Uri looked for work, but no one was taking on anybody.

He would have preferred to avoid the company of Jews, but that was not possible on account of the Sabbaths and feast days; it was true they could offer no work, but they did send around a three-man team to assess the circumstances in which all newcomers were living. They sniffed around in the rented dwelling then, after a certain amount of whispered consultation, they announced how much Uri would have to contribute to the synagogue’s half-shekel Temple tax: two sesterces a month.

This was a stupefying amount.

“You have a large family,” was their explanation.

“But we don’t even have a menorah! Not even a crummy little lamp!” Uri expostulated.

“That we can give you,” was their answer.

They did not ask why they had turned up in Puteoli from Rome: the Jews of Rome had evidently not sent a courier out this far from Rome, so it seemed Plotius had been right about that. They didn’t inquire because it was not in their interest to do so. After all, unless they had good reason no one would withdraw from Rome to a declining town like Puteoli.

There was no work.

Uri tried to capitalize on his tessera, but the local magistrate did not wish to get involved even though he had a duty to do so: Romans were envied by the inhabitants of Puteoli even though most of them made their livelihood from letting summer cottages to them. Instead they asked for all manner of identification papers that could only be obtained in Rome, so Uri gave up trying. Only services catering to vacationers operated in the town, and even those only during the summer: whores, boatmen, bath attendants, restauranteurs, masseurs, musicians, and singers made a good living, but they ran closed shops, and never took in newcomers.

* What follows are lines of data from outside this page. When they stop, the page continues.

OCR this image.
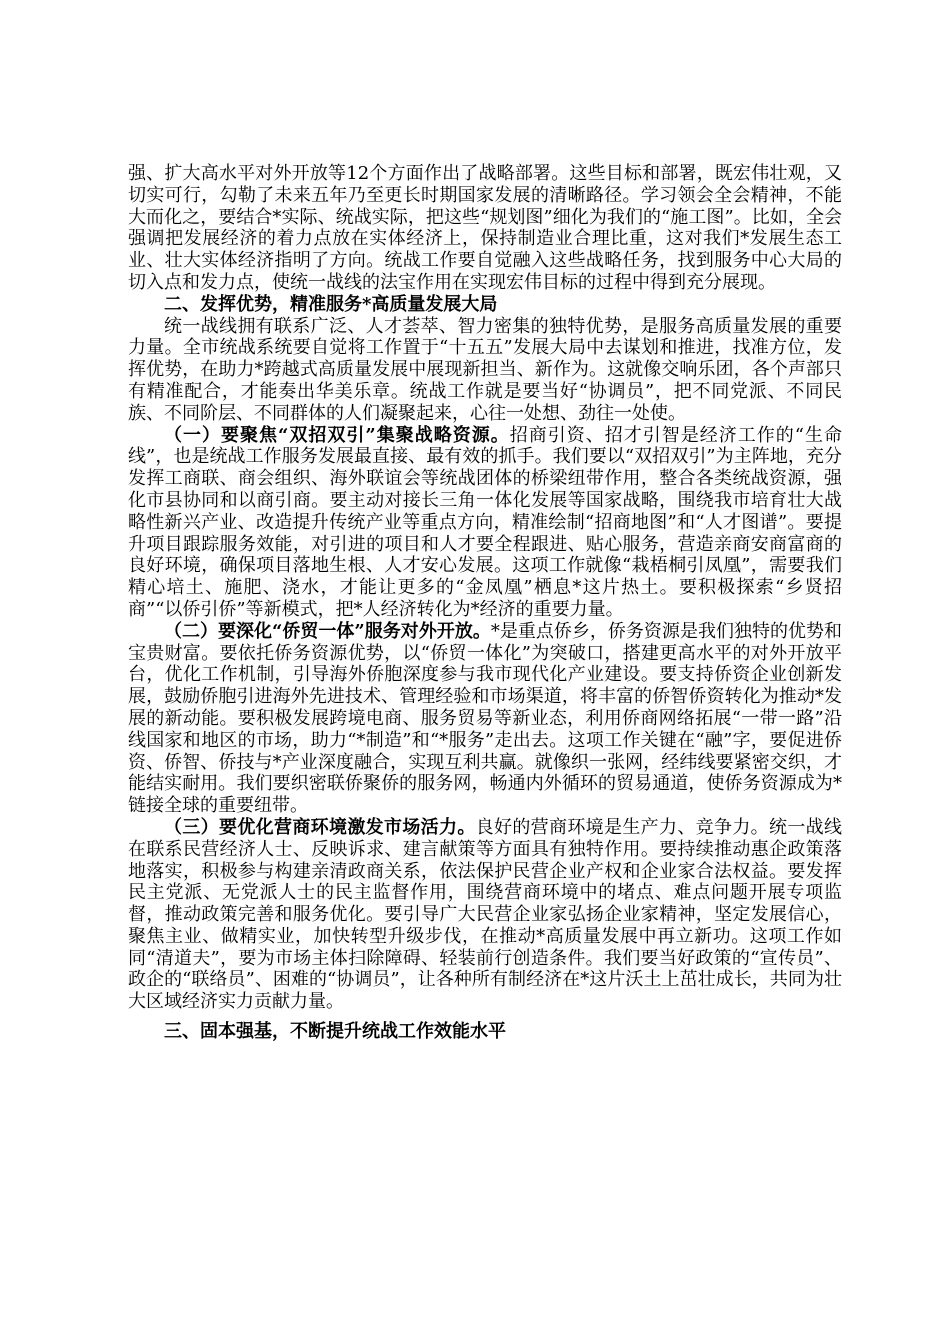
强、扩大高水平对外开放等12个方面作出了战略部署。这些目标和部署，既宏伟壮观，又切实可行，勾勒了未来五年乃至更长时期国家发展的清晰路径。学习领会全会精神，不能大而化之，要结合*实际、统战实际，把这些“规划图”细化为我们的“施工图”。比如，全会强调把发展经济的着力点放在实体经济上，保持制造业合理比重，这对我们*发展生态工业、壮大实体经济指明了方向。统战工作要自觉融入这些战略任务，找到服务中心大局的切入点和发力点，使统一战线的法宝作用在实现宏伟目标的过程中得到充分展现。

二、发挥优势，精准服务*高质量发展大局

统一战线拥有联系广泛、人才荟萃、智力密集的独特优势，是服务高质量发展的重要力量。全市统战系统要自觉将工作置于“十五五”发展大局中去谋划和推进，找准方位，发挥优势，在助力*跨越式高质量发展中展现新担当、新作为。这就像交响乐团，各个声部只有精准配合，才能奏出华美乐章。统战工作就是要当好“协调员”，把不同党派、不同民族、不同阶层、不同群体的人们凝聚起来，心往一处想、劲往一处使。

（一）要聚焦“双招双引”集聚战略资源。招商引资、招才引智是经济工作的“生命线”，也是统战工作服务发展最直接、最有效的抓手。我们要以“双招双引”为主阵地，充分发挥工商联、商会组织、海外联谊会等统战团体的桥梁纽带作用，整合各类统战资源，强化市县协同和以商引商。要主动对接长三角一体化发展等国家战略，围绕我市培育壮大战略性新兴产业、改造提升传统产业等重点方向，精准绘制“招商地图”和“人才图谱”。要提升项目跟踪服务效能，对引进的项目和人才要全程跟进、贴心服务，营造亲商安商富商的良好环境，确保项目落地生根、人才安心发展。这项工作就像“栽梧桐引凤凰”，需要我们精心培土、施肥、浇水，才能让更多的“金凤凰”栖息*这片热土。要积极探索“乡贤招商”“以侨引侨”等新模式，把*人经济转化为*经济的重要力量。

（二）要深化“侨贸一体”服务对外开放。*是重点侨乡，侨务资源是我们独特的优势和宝贵财富。要依托侨务资源优势，以“侨贸一体化”为突破口，搭建更高水平的对外开放平台，优化工作机制，引导海外侨胞深度参与我市现代化产业建设。要支持侨资企业创新发展，鼓励侨胞引进海外先进技术、管理经验和市场渠道，将丰富的侨智侨资转化为推动*发展的新动能。要积极发展跨境电商、服务贸易等新业态，利用侨商网络拓展“一带一路”沿线国家和地区的市场，助力“*制造”和“*服务”走出去。这项工作关键在“融”字，要促进侨资、侨智、侨技与*产业深度融合，实现互利共赢。就像织一张网，经纬线要紧密交织，才能结实耐用。我们要织密联侨聚侨的服务网，畅通内外循环的贸易通道，使侨务资源成为*链接全球的重要纽带。

（三）要优化营商环境激发市场活力。良好的营商环境是生产力、竞争力。统一战线在联系民营经济人士、反映诉求、建言献策等方面具有独特作用。要持续推动惠企政策落地落实，积极参与构建亲清政商关系，依法保护民营企业产权和企业家合法权益。要发挥民主党派、无党派人士的民主监督作用，围绕营商环境中的堵点、难点问题开展专项监督，推动政策完善和服务优化。要引导广大民营企业家弘扬企业家精神，坚定发展信心，聚焦主业、做精实业，加快转型升级步伐，在推动*高质量发展中再立新功。这项工作如同“清道夫”，要为市场主体扫除障碍、轻装前行创造条件。我们要当好政策的“宣传员”、政企的“联络员”、困难的“协调员”，让各种所有制经济在*这片沃土上茁壮成长，共同为壮大区域经济实力贡献力量。

三、固本强基，不断提升统战工作效能水平
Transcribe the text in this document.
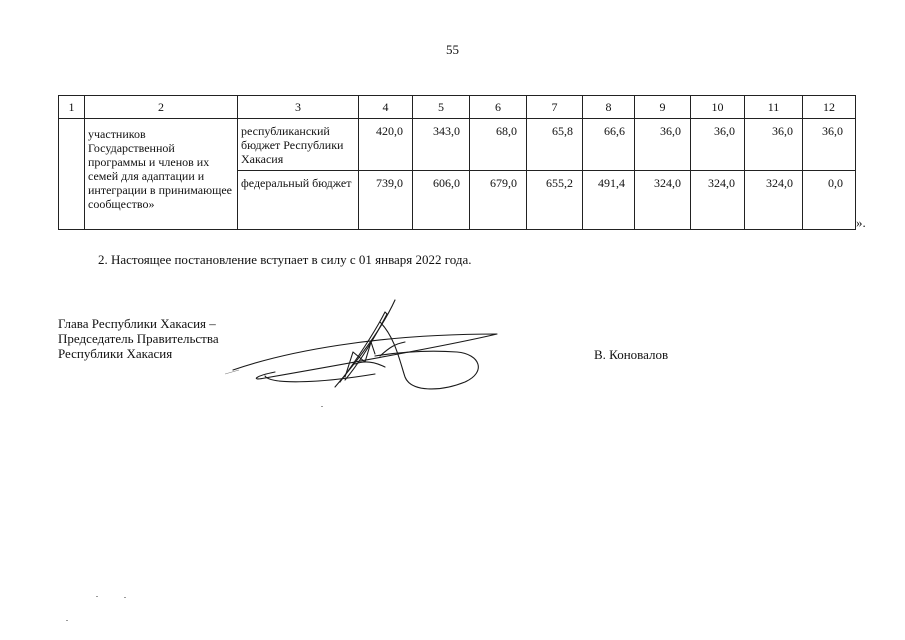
55
1	2	3	4	5	6	7	8	9	10	11	12
	участников Государственной программы и членов их семей для адаптации и интеграции в принимающее сообщество»	республиканский бюджет Республики Хакасия	420,0	343,0	68,0	65,8	66,6	36,0	36,0	36,0	36,0
		федеральный бюджет	739,0	606,0	679,0	655,2	491,4	324,0	324,0	324,0	0,0
».
2. Настоящее постановление вступает в силу с 01 января 2022 года.
Глава Республики Хакасия –
Председатель Правительства
Республики Хакасия	В. Коновалов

He took his children out to the coast to show them where Caligula’s bridge had once stood; now that no trace of it was left. The children were astounded and did not believe a word of what he said; Theo took a dip in the sea while the others, not daring to follow him, collected sea shells and took them home to make into necklaces.

Three whole months went by without any work; by autumn he was left with money for just two more weeks.

Uri even tried to sign up on a ship, asking for half the money to be paid in advance so that he could leave it to his family during the months he would be absent, but he was judged by his toothlessness to be too old.

The Jews had no need of a scribe or cleaner in the synagogue; they needed taxpayers.

“This is not a good place to come to,” grumbled an elderly, half-blind dyer. “This is a place that people escape from. My children and grandchildren have scattered in all directions across the big wide world. My own legs are too poor.”

“If I learn how to dye cloth, will you take me on?”